Childsets with no children, or at deleted positions, do not contribute a key presence to the flattened representation at all. In the above example, we have so far created a map, and set the value for "goodbye", even though we have an unused space for setting the value for "hello". The flattened rep, currently, would be { "goodbye": "strudel"}. If position 1 were marked deleted, the rep would become {}.
Map extensions work by ordered-replace semantics. All the maps in the extension childset are ordered from least- to most-successful (sorted by keys). For each one, the flat rep is computed, and used to update the parent map's flat-rep-in-progress. This is similar to a plain old dict.update(), except that keys that are explicitly non-present in the child map (whether from deletion, or an empty childset) are removed from the parent rep-in-progress. Thus, a key may be removed and set again multiple times if there is heavy competition in the extension childset.

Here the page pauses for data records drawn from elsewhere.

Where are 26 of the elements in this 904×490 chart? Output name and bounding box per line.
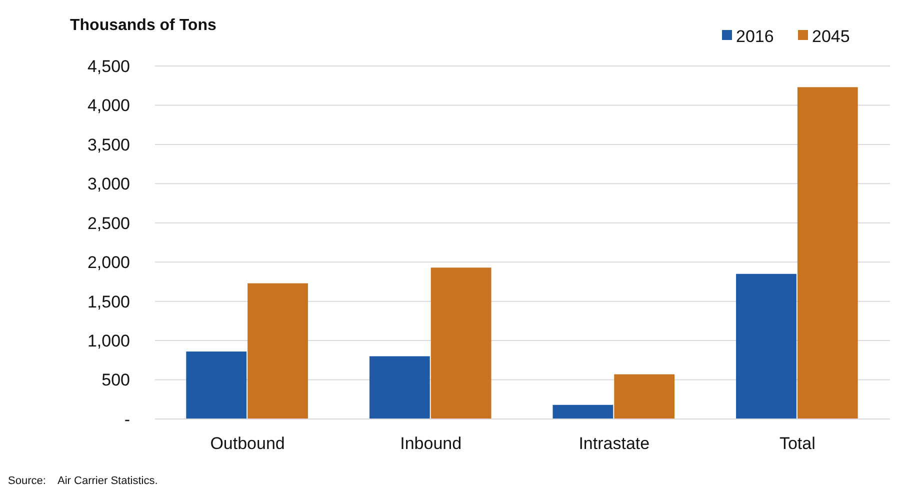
y-tick-label: 2,500	[87, 214, 130, 233]
y-axis-title: Thousands of Tons	[70, 17, 216, 34]
y-tick-label: 1,000	[87, 332, 130, 351]
bar	[614, 374, 675, 419]
bar	[552, 404, 614, 419]
bar	[248, 283, 308, 419]
bar	[186, 352, 247, 419]
x-tick-label: Intrastate	[578, 434, 650, 453]
y-tick-label: -	[124, 410, 130, 429]
x-tick-label: Total	[779, 434, 816, 453]
y-tick-label: 3,000	[87, 174, 130, 194]
bar	[736, 274, 796, 419]
y-tick-label: 1,500	[87, 292, 130, 312]
y-tick-label: 4,000	[87, 96, 130, 116]
x-tick-label: Inbound	[400, 434, 462, 453]
y-tick-label: 2,000	[87, 253, 130, 272]
source-note: Source: Air Carrier Statistics.	[8, 475, 158, 487]
bar	[369, 356, 430, 419]
y-tick-label: 3,500	[87, 135, 130, 154]
bar	[797, 87, 858, 419]
y-tick-label: 4,500	[87, 56, 130, 76]
bar	[430, 268, 492, 419]
x-tick-label: Outbound	[210, 434, 285, 453]
y-tick-label: 500	[102, 370, 130, 390]
legend-label: 2016	[736, 26, 774, 46]
legend-label: 2045	[812, 26, 850, 46]
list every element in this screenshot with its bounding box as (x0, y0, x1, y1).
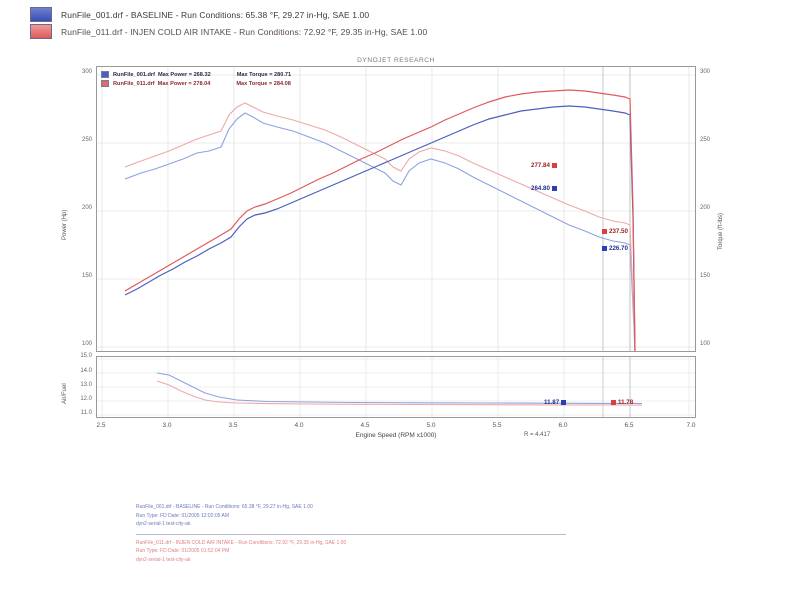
y-tick-afr: 13.0 (80, 382, 92, 388)
footer-line: dyn2-serial-1 test-city-ak (136, 521, 191, 527)
footer-line: RunFile_001.drf - BASELINE - Run Conditi… (136, 504, 313, 510)
legend-file-1: RunFile_001.drf (113, 71, 155, 78)
y-tick-right: 300 (700, 69, 711, 75)
footer-divider (136, 533, 566, 535)
ratio-note: R = 4.417 (524, 432, 551, 438)
y-tick-left: 300 (81, 69, 92, 75)
header-run-row: RunFile_001.drf - BASELINE - Run Conditi… (30, 6, 690, 23)
run-legend-header: RunFile_001.drf - BASELINE - Run Conditi… (30, 6, 690, 40)
callout-torque-blue: 226.70 (600, 245, 628, 252)
power-torque-chart[interactable]: RunFile_001.drf Max Power = 268.32 Max T… (96, 66, 696, 352)
x-tick: 5.0 (426, 422, 436, 429)
footer-line: Run Type: FD Date: 01/2005 12:02:05 AM (136, 512, 230, 519)
afr-plot-area (97, 357, 695, 417)
header-run-row: RunFile_011.drf - INJEN COLD AIR INTAKE … (30, 23, 690, 40)
y-tick-afr: 14.0 (80, 368, 92, 374)
y-axis-title-left: Power (Hp) (62, 209, 68, 240)
x-tick: 6.5 (624, 422, 634, 429)
run-details-footer: RunFile_001.drf - BASELINE - Run Conditi… (136, 503, 566, 564)
y-tick-right: 200 (700, 205, 711, 211)
inplot-legend-row: RunFile_011.drf Max Power = 278.04 Max T… (101, 79, 291, 88)
callout-power-red: 277.84 (531, 162, 559, 169)
chart-svg (97, 67, 695, 351)
y-tick-afr: 12.0 (80, 396, 92, 402)
x-tick: 4.5 (360, 422, 370, 429)
callout-afr-red: 11.78 (609, 399, 633, 406)
run-color-swatch-blue-icon (30, 7, 52, 22)
legend-maxtorque-2: Max Torque = 284.08 (236, 80, 291, 87)
footer-line: RunFile_011.drf - INJEN COLD AIR INTAKE … (136, 539, 347, 546)
legend-swatch-blue-icon (101, 71, 109, 78)
chart-title-bar: DYNOJET RESEARCH CF: SAE Smoothing: 5 (96, 57, 696, 121)
y-tick-right: 250 (700, 137, 711, 143)
y-tick-right: 100 (700, 341, 711, 347)
y-tick-afr: 11.0 (80, 410, 92, 416)
y-tick-left: 100 (81, 341, 92, 347)
y-tick-left: 150 (81, 273, 92, 279)
run-color-swatch-red-icon (30, 24, 52, 39)
x-tick: 2.5 (96, 422, 106, 429)
footer-line: Run Type: FD Date: 01/2005 01:52:04 PM (136, 548, 230, 554)
x-tick: 3.5 (228, 422, 238, 429)
inplot-legend: RunFile_001.drf Max Power = 268.32 Max T… (101, 70, 291, 88)
x-tick: 7.0 (686, 422, 696, 429)
legend-maxpower-2: Max Power = 278.04 (157, 80, 211, 87)
header-run-label-2: RunFile_011.drf - INJEN COLD AIR INTAKE … (61, 26, 428, 37)
afr-chart-svg (97, 357, 695, 417)
legend-maxtorque-1: Max Torque = 280.71 (236, 71, 292, 78)
legend-swatch-red-icon (101, 80, 109, 87)
legend-file-2: RunFile_011.drf (113, 80, 155, 87)
y-axis-title-right: Torque (ft-lbs) (718, 212, 724, 250)
chart-title: DYNOJET RESEARCH (357, 57, 435, 64)
y-tick-right: 150 (700, 273, 711, 279)
y-tick-left: 200 (81, 205, 92, 211)
x-tick: 4.0 (294, 422, 304, 429)
y-tick-left: 250 (81, 137, 92, 143)
x-tick: 3.0 (162, 422, 172, 429)
callout-afr-blue: 11.87 (544, 399, 568, 406)
inplot-legend-row: RunFile_001.drf Max Power = 268.32 Max T… (101, 70, 291, 79)
footer-line: dyn2-serial-1 test-city-ak (136, 556, 191, 563)
x-tick: 6.0 (558, 422, 568, 429)
y-tick-afr: 15.0 (80, 353, 92, 359)
plot-area (97, 67, 695, 351)
header-run-label-1: RunFile_001.drf - BASELINE - Run Conditi… (61, 9, 370, 20)
callout-power-blue: 264.80 (531, 185, 559, 192)
air-fuel-chart[interactable]: 11.87 11.78 (96, 356, 696, 418)
legend-maxpower-1: Max Power = 268.32 (157, 71, 211, 78)
x-tick: 5.5 (492, 422, 502, 429)
x-axis-title: Engine Speed (RPM x1000) (355, 432, 437, 439)
callout-torque-red: 237.50 (600, 228, 628, 235)
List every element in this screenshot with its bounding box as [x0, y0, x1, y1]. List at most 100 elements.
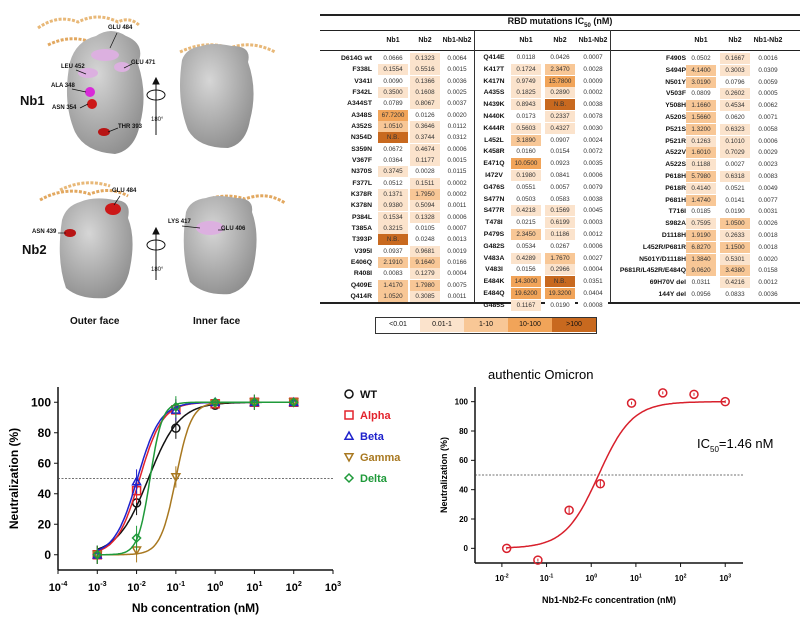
ic50-cell: 0.0030	[578, 122, 608, 134]
fit-curve	[97, 401, 294, 552]
ic50-cell: 1.1660	[686, 100, 716, 112]
y-tick-label: 0	[44, 548, 51, 562]
tick-exp: 2	[684, 573, 687, 579]
legend-swatch: 1-10	[464, 318, 508, 332]
ic50-cell: 0.6318	[720, 171, 750, 182]
residue-label: THR 393	[118, 124, 143, 130]
ic50-cell: 9.1640	[410, 256, 440, 268]
mutation-label: N440K	[483, 113, 505, 120]
residue-label: GLU 484	[112, 188, 137, 194]
ic50-cell: 0.0404	[578, 288, 608, 299]
ic50-cell: 0.0006	[442, 211, 472, 223]
mutation-label: S477N	[483, 195, 505, 203]
tick-base: 10	[127, 582, 139, 594]
rotation-label: 180°	[151, 267, 164, 273]
ic50-cell: 0.0038	[578, 193, 608, 205]
mutation-label: P521S	[665, 125, 686, 133]
ic50-cell: 0.0029	[753, 147, 783, 159]
ic50-cell: 0.0583	[545, 193, 575, 205]
data-point	[501, 543, 512, 554]
mutation-label: N354D	[350, 134, 372, 142]
ic50-cell: 0.0016	[753, 53, 783, 64]
tick-base: 10	[675, 574, 684, 583]
mutation-label: 144Y del	[658, 291, 686, 298]
nb2-label: Nb2	[22, 242, 47, 257]
ic50-cell: 0.3745	[378, 166, 408, 178]
mutation-label: S982A	[665, 220, 686, 228]
data-point	[626, 398, 637, 408]
ic50-cell: 0.4140	[686, 182, 716, 194]
ic50-cell: 0.1511	[410, 177, 440, 189]
tick-exp: -3	[100, 580, 106, 588]
ic50-cell: 0.0075	[442, 279, 472, 291]
data-point	[170, 473, 182, 483]
ic50-cell: 0.0006	[753, 135, 783, 147]
column-header: Nb1-Nb2	[442, 37, 472, 44]
table-title: RBD mutations IC50 (nM)	[507, 16, 613, 29]
mutation-label: P681R/L452R/E484Q	[619, 267, 686, 275]
x-tick-label: 102	[286, 580, 302, 594]
ic50-cell: 0.0190	[545, 299, 575, 311]
mutation-label: T478I	[485, 219, 503, 227]
ic50-cell: 0.0079	[578, 181, 608, 193]
ic50-cell: 0.1667	[720, 53, 750, 64]
y-tick-label: 20	[38, 517, 52, 531]
ic50-cell: 0.4327	[545, 122, 575, 134]
x-tick-label: 10-4	[49, 580, 68, 594]
ic50-cell: 0.1825	[511, 87, 541, 99]
ic50-cell: 0.1188	[686, 159, 716, 171]
tick-exp: 3	[728, 573, 731, 579]
mutation-label: P618R	[665, 184, 686, 192]
ic50-cell: N.B.	[378, 234, 408, 246]
ic50-cell: 0.0013	[442, 234, 472, 246]
mutation-label: F377L	[352, 179, 372, 187]
color-legend	[375, 317, 597, 334]
ic50-cell: 0.0031	[753, 206, 783, 218]
mutation-label: S359N	[351, 145, 372, 153]
ic50-cell: 0.0045	[578, 205, 608, 217]
mutation-label: K458R	[483, 148, 505, 156]
tick-exp: 1	[259, 580, 263, 588]
ic50-cell: 3.4380	[720, 265, 750, 277]
mutation-label: V367F	[351, 156, 372, 164]
ic50-cell: 0.0023	[753, 159, 783, 171]
mutation-label: G476S	[483, 183, 505, 191]
tick-exp: 1	[639, 573, 642, 579]
ic50-cell: 0.0190	[720, 206, 750, 218]
x-tick-label: 101	[630, 573, 642, 583]
ic50-cell: 0.0185	[686, 206, 716, 218]
tick-exp: -1	[549, 573, 554, 579]
y-axis-label: Neutralization (%)	[439, 437, 449, 513]
mutation-label: K417N	[483, 77, 505, 85]
y-axis-label: Neutralization (%)	[7, 428, 21, 529]
ic50-cell: 0.5516	[410, 64, 440, 76]
ic50-cell: N.B.	[545, 276, 575, 288]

In pseudocode, this can be expressed pretty simply:
def flatten(map):
temp = {}
for i in range(len(map)):
if (not map.deletions[i]) and len(map.children[i]):
temp[map.keys[i]] = map.children[i].flatten()
for extension in map.children[len(map)]:
temp.update(flatten(extension))
for k in extension.deleted_keys:
del temp[k]
return temp
In the real version, of course, this function would be a method of the Map Node class, and for performance, you would collect child nodes in temp first (and flatten them as a final step), to avoid flattening things you won't actually use in the final result.
Lists
Lists never "needed" SingleNodes in the first place. It's not that much code to have them enforce nodekey constraints themselves, and you might as well, since that's the only place you'd be using it anymore. Because a list can be extended from any position, and any element in a list can be marked deleted, all SingleNode-based replacement ever did was violate the SPOT rule, by defining multiple ways to replace a value beyond delete-and-insert.
Not much to say about this, really. Position childsets would simply hold the direct value. Unset positions would not be present in the flatrep.